On March 5, 2019, Plaintiff filed a "motion to suppress victim's prior allegations of sexual assault." Although the motion is titled a "motion to suppress," it is in reality a motion in limine, as it asks the Court to preclude Defendant from introducing evidence regarding prior allegations of sexual assault that the alleged victim, C.T., made against her former boyfriend, C.J., See Louzon v. Ford Motor Co., 718 F.3d 556, 561 (6th Cir. 2013) (defining motion in limine). It is also somewhat of an anomalous motion in limine, in that it does not identify specific evidence to be excluded. Although Defendant indicates that he "seeks to introduce evidence of C.J's false allegations of sexual assault against F.T.," he has not indicated what the evidence is. Nor has Plaintiff indicated what it believes Defendant will attempt to introduce as evidence.
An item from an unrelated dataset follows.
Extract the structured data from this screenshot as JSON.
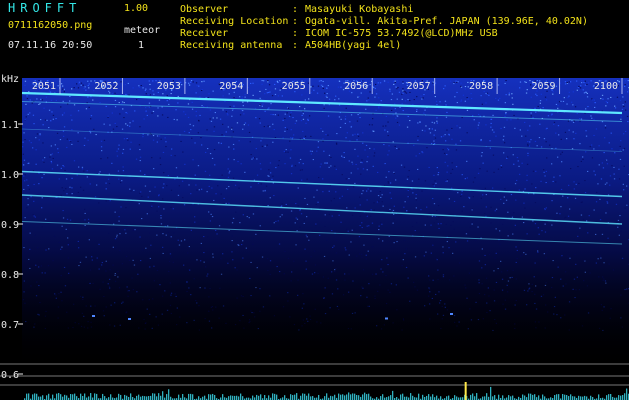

To date, the only such "evidence" the Court is aware of is the fact that, in response to sexual assault allegations by C.J., the government brought criminal charges against F.T. and subsequently dismissed those charges. The Court has not been made aware of the facts and circumstances underlying that series of events.
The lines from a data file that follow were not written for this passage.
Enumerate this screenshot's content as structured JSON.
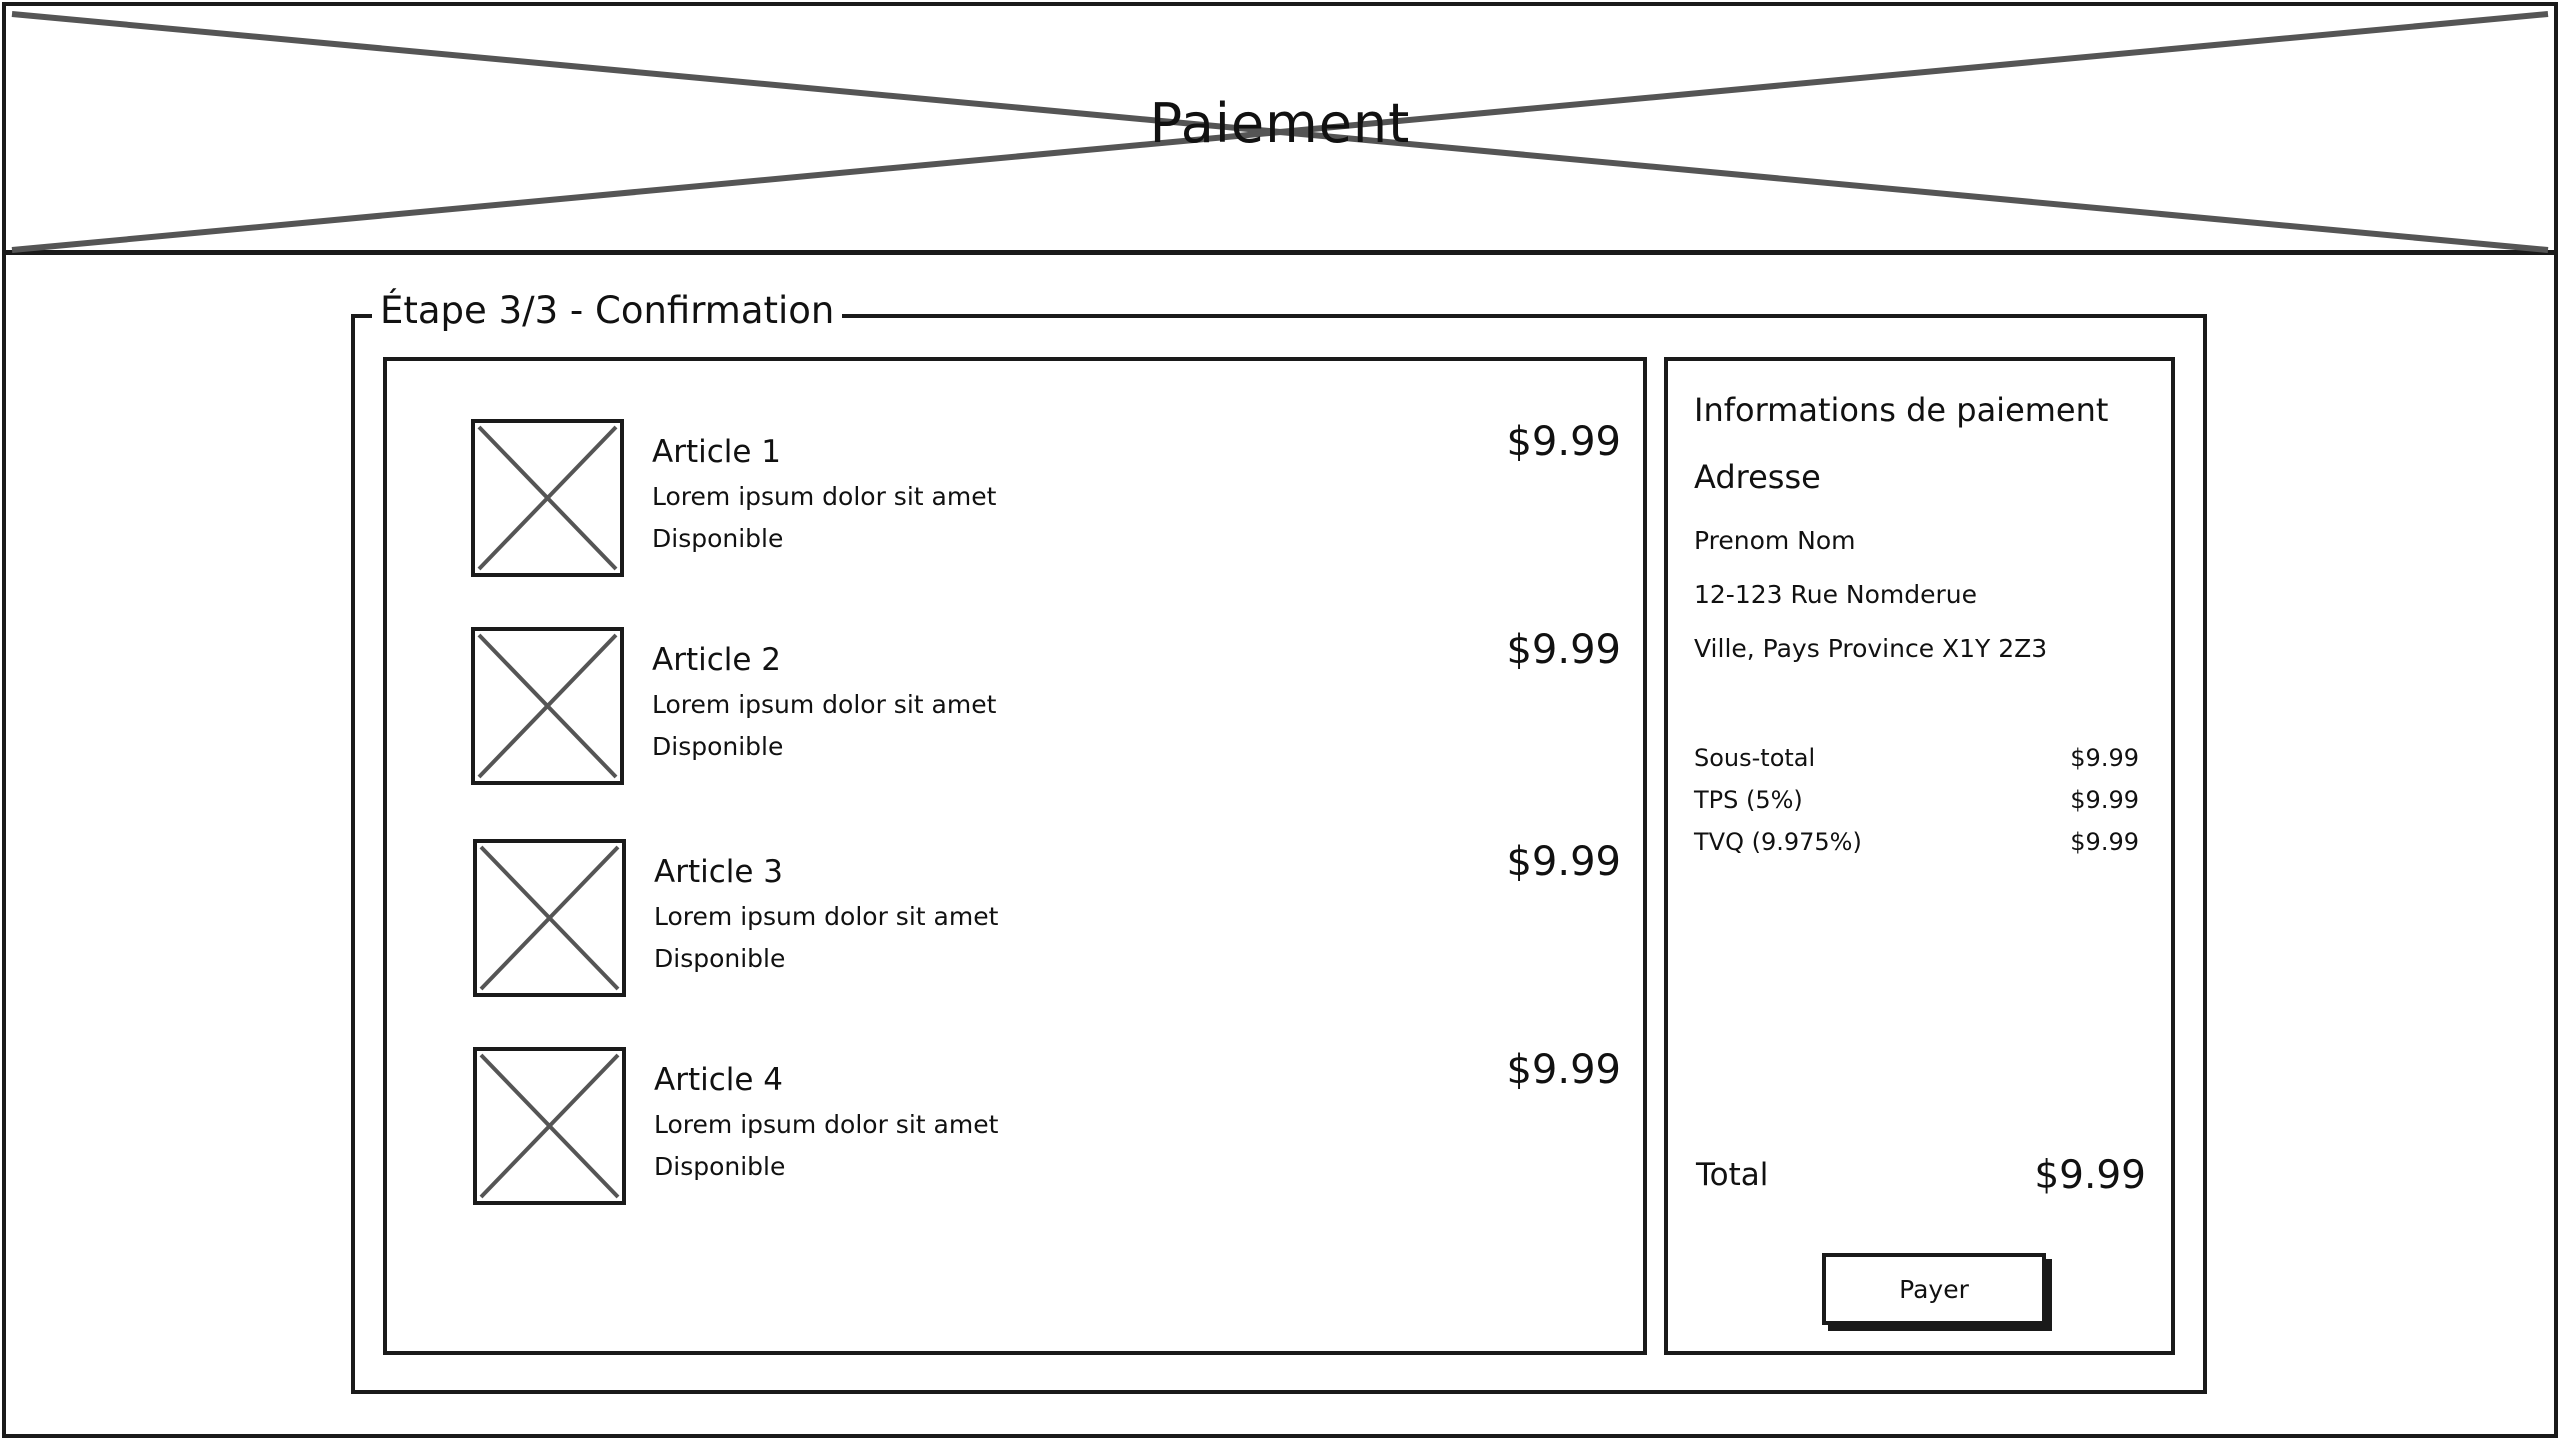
{
  "header": {
    "title": "Paiement"
  },
  "step": {
    "legend": "Étape 3/3 - Confirmation"
  },
  "items": [
    {
      "name": "Article 1",
      "description": "Lorem ipsum dolor sit amet",
      "status": "Disponible",
      "price": "$9.99"
    },
    {
      "name": "Article 2",
      "description": "Lorem ipsum dolor sit amet",
      "status": "Disponible",
      "price": "$9.99"
    },
    {
      "name": "Article 3",
      "description": "Lorem ipsum dolor sit amet",
      "status": "Disponible",
      "price": "$9.99"
    },
    {
      "name": "Article 4",
      "description": "Lorem ipsum dolor sit amet",
      "status": "Disponible",
      "price": "$9.99"
    }
  ],
  "payment": {
    "heading": "Informations de paiement",
    "address_heading": "Adresse",
    "address_name": "Prenom Nom",
    "address_street": "12-123 Rue Nomderue",
    "address_city": "Ville, Pays Province X1Y 2Z3",
    "summary": [
      {
        "label": "Sous-total",
        "value": "$9.99"
      },
      {
        "label": "TPS (5%)",
        "value": "$9.99"
      },
      {
        "label": "TVQ (9.975%)",
        "value": "$9.99"
      }
    ],
    "total_label": "Total",
    "total_value": "$9.99",
    "pay_button": "Payer"
  },
  "icons": {
    "header_image": "image-placeholder-icon",
    "item_thumbnail": "image-placeholder-icon"
  },
  "colors": {
    "stroke": "#1a1a1a",
    "placeholder_line": "#555555",
    "background": "#ffffff"
  }
}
Plaintiff argues that the evidence should be excluded under the federal rape-shield law, Federal Rule of Evidence 412. In response, Defendant pointed out that, by its express terms, rule 412 is inapplicable. Indeed, the rule provides, in relevant part: "The following evidence is not admissible in a civil or criminal proceeding involving alleged sexual misconduct." Fed. R. Evid. 412(a) (emphasis added). This case does not involve alleged sexual misconduct. Rather, the indictment charges: 1) unlawful imprisonment (Count I), 2) assault of an intimate or dating partner by strangulation or attempted strangulation (Count II), 3) assault of an intimate or dating partner by suffocation or attempted suffocation (Count III), 4) interstate domestic violence (Count VI), 5) witness tampering (Counts V, VI, VII, IX, X, XI, XII, XIII), and 6) assault by striking beating or wounding (Count VIII). ECF No. 9. Plaintiff did not file a reply brief, which was due on May 13.
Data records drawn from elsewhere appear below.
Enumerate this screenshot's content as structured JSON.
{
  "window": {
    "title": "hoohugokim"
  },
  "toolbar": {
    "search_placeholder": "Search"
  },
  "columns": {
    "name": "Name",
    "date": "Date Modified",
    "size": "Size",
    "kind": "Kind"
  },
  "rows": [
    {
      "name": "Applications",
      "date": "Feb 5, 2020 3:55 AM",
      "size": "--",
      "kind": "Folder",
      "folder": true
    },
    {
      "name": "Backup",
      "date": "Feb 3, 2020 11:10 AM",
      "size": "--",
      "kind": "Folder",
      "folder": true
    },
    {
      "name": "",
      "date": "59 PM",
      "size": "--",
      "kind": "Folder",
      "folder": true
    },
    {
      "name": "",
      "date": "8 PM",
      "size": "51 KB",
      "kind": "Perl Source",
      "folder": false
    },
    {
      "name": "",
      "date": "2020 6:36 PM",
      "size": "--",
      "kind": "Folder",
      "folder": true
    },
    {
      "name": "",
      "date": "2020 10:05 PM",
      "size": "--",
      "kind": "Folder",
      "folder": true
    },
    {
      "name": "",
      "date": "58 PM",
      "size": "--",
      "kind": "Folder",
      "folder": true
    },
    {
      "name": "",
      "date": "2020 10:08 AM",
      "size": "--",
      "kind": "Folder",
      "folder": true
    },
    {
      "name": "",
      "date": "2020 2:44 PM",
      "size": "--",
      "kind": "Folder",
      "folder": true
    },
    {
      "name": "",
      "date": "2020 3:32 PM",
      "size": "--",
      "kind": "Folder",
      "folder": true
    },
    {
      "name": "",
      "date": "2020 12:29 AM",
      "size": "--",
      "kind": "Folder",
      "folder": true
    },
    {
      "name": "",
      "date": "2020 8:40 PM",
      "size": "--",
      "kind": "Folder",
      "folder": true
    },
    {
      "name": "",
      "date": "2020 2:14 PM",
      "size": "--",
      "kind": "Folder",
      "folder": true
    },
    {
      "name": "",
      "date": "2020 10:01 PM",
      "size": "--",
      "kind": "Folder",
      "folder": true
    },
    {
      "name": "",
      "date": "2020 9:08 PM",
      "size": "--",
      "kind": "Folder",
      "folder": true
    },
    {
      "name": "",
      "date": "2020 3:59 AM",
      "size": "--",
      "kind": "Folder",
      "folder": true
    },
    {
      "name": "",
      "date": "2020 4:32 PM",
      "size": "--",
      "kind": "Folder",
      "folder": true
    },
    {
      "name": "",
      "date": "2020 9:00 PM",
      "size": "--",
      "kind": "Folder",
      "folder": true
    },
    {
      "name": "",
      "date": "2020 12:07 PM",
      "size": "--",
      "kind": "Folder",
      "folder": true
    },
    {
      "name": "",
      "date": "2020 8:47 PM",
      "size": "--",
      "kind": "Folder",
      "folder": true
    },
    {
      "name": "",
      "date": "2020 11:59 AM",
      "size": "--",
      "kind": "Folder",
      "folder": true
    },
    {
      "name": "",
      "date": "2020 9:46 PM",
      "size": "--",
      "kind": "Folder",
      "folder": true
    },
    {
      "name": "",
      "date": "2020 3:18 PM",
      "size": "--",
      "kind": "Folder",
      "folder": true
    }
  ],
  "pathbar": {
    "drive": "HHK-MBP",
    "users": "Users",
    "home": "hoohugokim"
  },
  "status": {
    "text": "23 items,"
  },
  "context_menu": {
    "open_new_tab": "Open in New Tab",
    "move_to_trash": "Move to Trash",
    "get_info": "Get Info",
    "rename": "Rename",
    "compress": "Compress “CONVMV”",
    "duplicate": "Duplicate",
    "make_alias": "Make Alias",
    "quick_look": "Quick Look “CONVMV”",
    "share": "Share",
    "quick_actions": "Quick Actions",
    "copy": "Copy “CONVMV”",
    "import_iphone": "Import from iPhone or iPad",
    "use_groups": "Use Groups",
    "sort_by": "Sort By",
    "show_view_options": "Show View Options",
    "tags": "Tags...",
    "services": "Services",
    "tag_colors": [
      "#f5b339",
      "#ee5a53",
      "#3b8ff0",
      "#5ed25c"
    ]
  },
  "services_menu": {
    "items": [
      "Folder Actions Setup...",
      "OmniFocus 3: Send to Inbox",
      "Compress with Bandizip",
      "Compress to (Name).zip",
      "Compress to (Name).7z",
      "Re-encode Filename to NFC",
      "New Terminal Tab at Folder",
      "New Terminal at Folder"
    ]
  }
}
Moreover, evidence of the filing and dismissal of criminal charges provides some circumstantial evidence in support of Defendant's argument that C.J.'s previous allegations against F.T. were not based in fact or could not be corroborated. Plaintiff has identified no reason why such evidence could not be considered as relevant evidence challenging the victim's character for truthfulness under Federal Rule of Evidence 608. Nor has Plaintiff identified any reason why such evidence could not be considered character evidence under Rule 404(b)1 to support Plaintiff's argument that C.J. has a modus operandi of retaliating against former boyfriends by accusing them of abuse.2

In summary, Plaintiff's request to exclude a broad category of potential evidence and argumentation based on rule 412 will be denied, because that rule is facially inapplicable to this case which involves no allegation of sexual assault. If Plaintiff learns of specific pieces of evidence Defendant intends to introduce, and if Plaintiff has a distinct argument for the exclusion thereof (i.e. one not grounded in rule 412), Plaintiff is free to renew its motion prior to the motion deadline or to raise an objection at trial.

Accordingly, it is ORDERED that the motion to suppress, ECF No. 22, is DENIED without prejudice.

FootNotes


1. Indeed, Plaintiff has filed a notice of intent to offer 404(b) evidence against Defendant.
2. Notably, if the present Defendant were charged with sexual abuse, Defendant's line of argument would be squarely prohibited by the rape shield law, rule 412. It seems sensible as a public policy matter that the same principles justifying protection of sexual assault victims from certain attacks on their credibility should also protect domestic abuse victims from similar credibility challenges. However, as noted above, rule 412 explicitly applies only in a criminal proceeding involving sexual assault. The government has offered no authority suggesting that the same protections attach to victims of domestic abuse.